Tuesday 16 August 2022

Introducing threatware

I'd like to share a tool that I have been working on that helps security and engineering teams to threat model.  I'd also like to share the threat modelling process it was designed to help with.  Both are meant as contributions to help make threat modelling easier (at least for some people).

I'm not going to go over the process in detail, I've captured that in this overview in the documentation.  I will give some context about the origin of the process and the tooling though.  

I have been doing some form of threat modelling for many years.  Originally the process was using my experience as a penetration tester to ask questions and focus on areas where vulnerabilities usually live.  The output was only ever a list of potential vulnerabilities that were discovered.  As I did more architecture and design work and found myself needing to create generic frameworks to mitigate threats and vulnerabilities, I found myself more and more modelling systems as a means for designing solutions.  That modelling then changed my approach to threat modelling as I sought for a more systematic approach, that could be consistent and lend itself to giving some assurance.  

Of course there were existing threat modelling tools to try to leverage to provide a more systematic approach.  I was not impressed.  The tooling I discovered needed me to invest a lot of time and effort and often the result was a plethora of threats that I knew were mostly noise and offered little value.  Many of the tools required complete indoctrination into the tools methodology, and if your use case wasn't in the sweet spot for the tool, you were out of luck.  These problems are by no means unique to threat modelling tools, or security tools, or really any tools.

So I started exploring developing my own approach.  I started to define a template of information that needed to be gathered in order to determine the threats against a system.  That template went through many iterations.  Initially it wanted so much information that it was difficult to populate, but the goal was not to miss any threats!  Through repeated use it became clear the balance between the burden of data collection and finding all the threats needed to be refined.  That became the process then, refine the template and evaluate the findings, determining what could be stripped out that offered little value.  Eventually the template began to require fewer changes, and I got more confidence that it found an acceptable amount of threats for the effort required.

I would say it was a success!  But with success comes different problems.  The teams I worked with could acknowledge that the template was doing a good job, but it was still not accessible to them to populate without a lot of hand holding.  As more teams wanted to benefit from using the template, the problem of scale emerged, as I was having difficulty keeping up with the demand - and that is not even mentioning the repetition of providing the same guidance to each team.  The next step was to produce detailed documentation so teams didn't need to come to me as the first step to populating the template.  This helped, but I was still reviewing the output, and the feedback loop for mistakes was too long.
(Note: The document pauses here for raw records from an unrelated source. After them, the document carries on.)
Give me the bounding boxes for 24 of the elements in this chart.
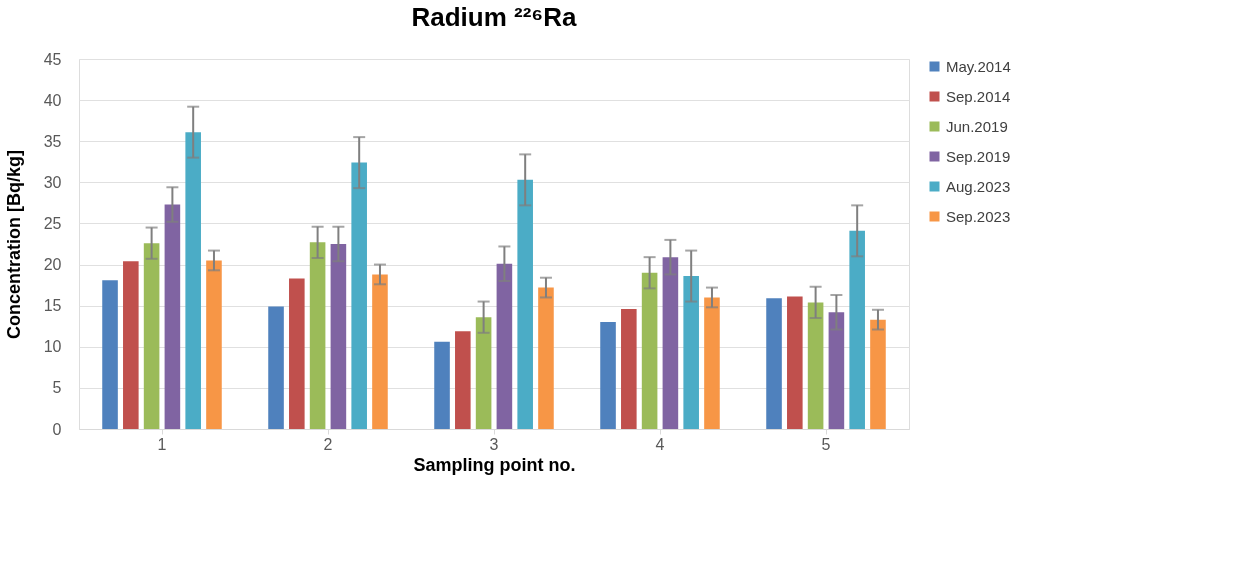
x-axis-title: Sampling point no.	[413, 454, 576, 475]
legend-label: May.2014	[946, 57, 1011, 75]
chart-title: Radium ²²⁶Ra	[411, 2, 578, 32]
legend-label: Jun.2019	[946, 117, 1008, 135]
y-tick-label: 0	[52, 420, 62, 438]
legend-label: Sep.2014	[946, 87, 1011, 105]
legend-label: Sep.2019	[946, 147, 1011, 165]
y-axis-title: Concentration [Bq/kg]	[3, 150, 24, 339]
legend-label: Aug.2023	[946, 177, 1011, 195]
x-tick-label: 1	[157, 435, 167, 453]
y-tick-label: 25	[43, 214, 62, 232]
y-tick-label: 35	[43, 132, 62, 150]
y-tick-label: 40	[43, 91, 62, 109]
x-tick-label: 5	[821, 435, 831, 453]
y-tick-label: 5	[52, 379, 62, 397]
y-tick-label: 20	[43, 256, 62, 274]
y-tick-label: 10	[43, 338, 62, 356]
y-tick-label: 15	[43, 297, 62, 315]
y-tick-label: 45	[43, 50, 62, 68]
x-tick-label: 2	[323, 435, 333, 453]
y-tick-label: 30	[43, 173, 62, 191]
x-tick-label: 4	[655, 435, 665, 453]
x-tick-label: 3	[489, 435, 499, 453]
legend-label: Sep.2023	[946, 207, 1011, 225]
Could tooling help to solve this?  The problem was the template was just a document, I wasn't capturing information in an app where it would be simpler to detect incorrect input.  I should write my own app!  Wow did I discover that was going to take a long time and a lot of work and likely just result in an inflexible approach that frustrated me about other tooling I had used.  I didn't want teams to have learn a new app, and I knew the business didn't (and shouldn't) want to commit to a process tied to an app.  I wanted teams to have the flexibility and familiarity that a document provides.  Actually one of the key features that many document solutions provide is the ability to provide inline comments, and this had proved invaluable in reviewing and communicating with teams asynchronously.  Replicating that in an app seemed to be well beyond what a part-time tool development effort could achieve.

But I could do some basic tooling still.  Some automation that highlighted the really common errors teams were making that were the real time intensive parts of reviewing threat models.  So scripts were written.  The format of the document was assumed, information was extracted and verification was applied.  With something working I then moved it to an AWS Lambda function so teams could benefit from just a simple request in the browser.  Now whenever someone created a new threat model and asked me to review it, the first thing I told them was to run the tool and fix the errors.  This was a huge help to me.  What surprised me was how positive the reaction was from teams, they loved that they could use a tool to help validate their threat model!

There was a real 'golden age' for a period of time as I refined the tool to deliver more value to both me and the teams, and it enabled even more threat models to be created and threat models to be updated as well.  Unfortunately with success, scaling becomes a problem that won't go away, and it was clear more changes were needed to support demand, but the tooling I had was creaking at the seams.

Regardless of being a victim of its own success, and forgive me for thinking so, but what I had created seemed like an approach to threat modelling that others in the industry might find useful, and the seeds were planted for how I could share this with the world.  In its current state it was not shareable, it needed to be re-written from scratch (and independently of the company I was working for).  There was also the danger of hubris over the template I had created, as it would not suit everyone's situation.  

So I made the decision to build something that could support a flexible format for the template but still be able to provide validation.  I would provide an example template that others can use if they so choose, but if someone wanted to do something completely different they can do that also.  I also made the decision that the tooling needed to support the management of threat models, as I had first hand experience of a successful threat modelling process, and managing all those threat models required processes as well.

And that is how threatware was born.  The documentation hopefully gives all the detail you need, and while I use it daily, I would still only consider it in beta, as there are still occasional issues that need to be resolved.

If you need to do threat modelling, you might find it useful.  I threat model and it helps me a lot.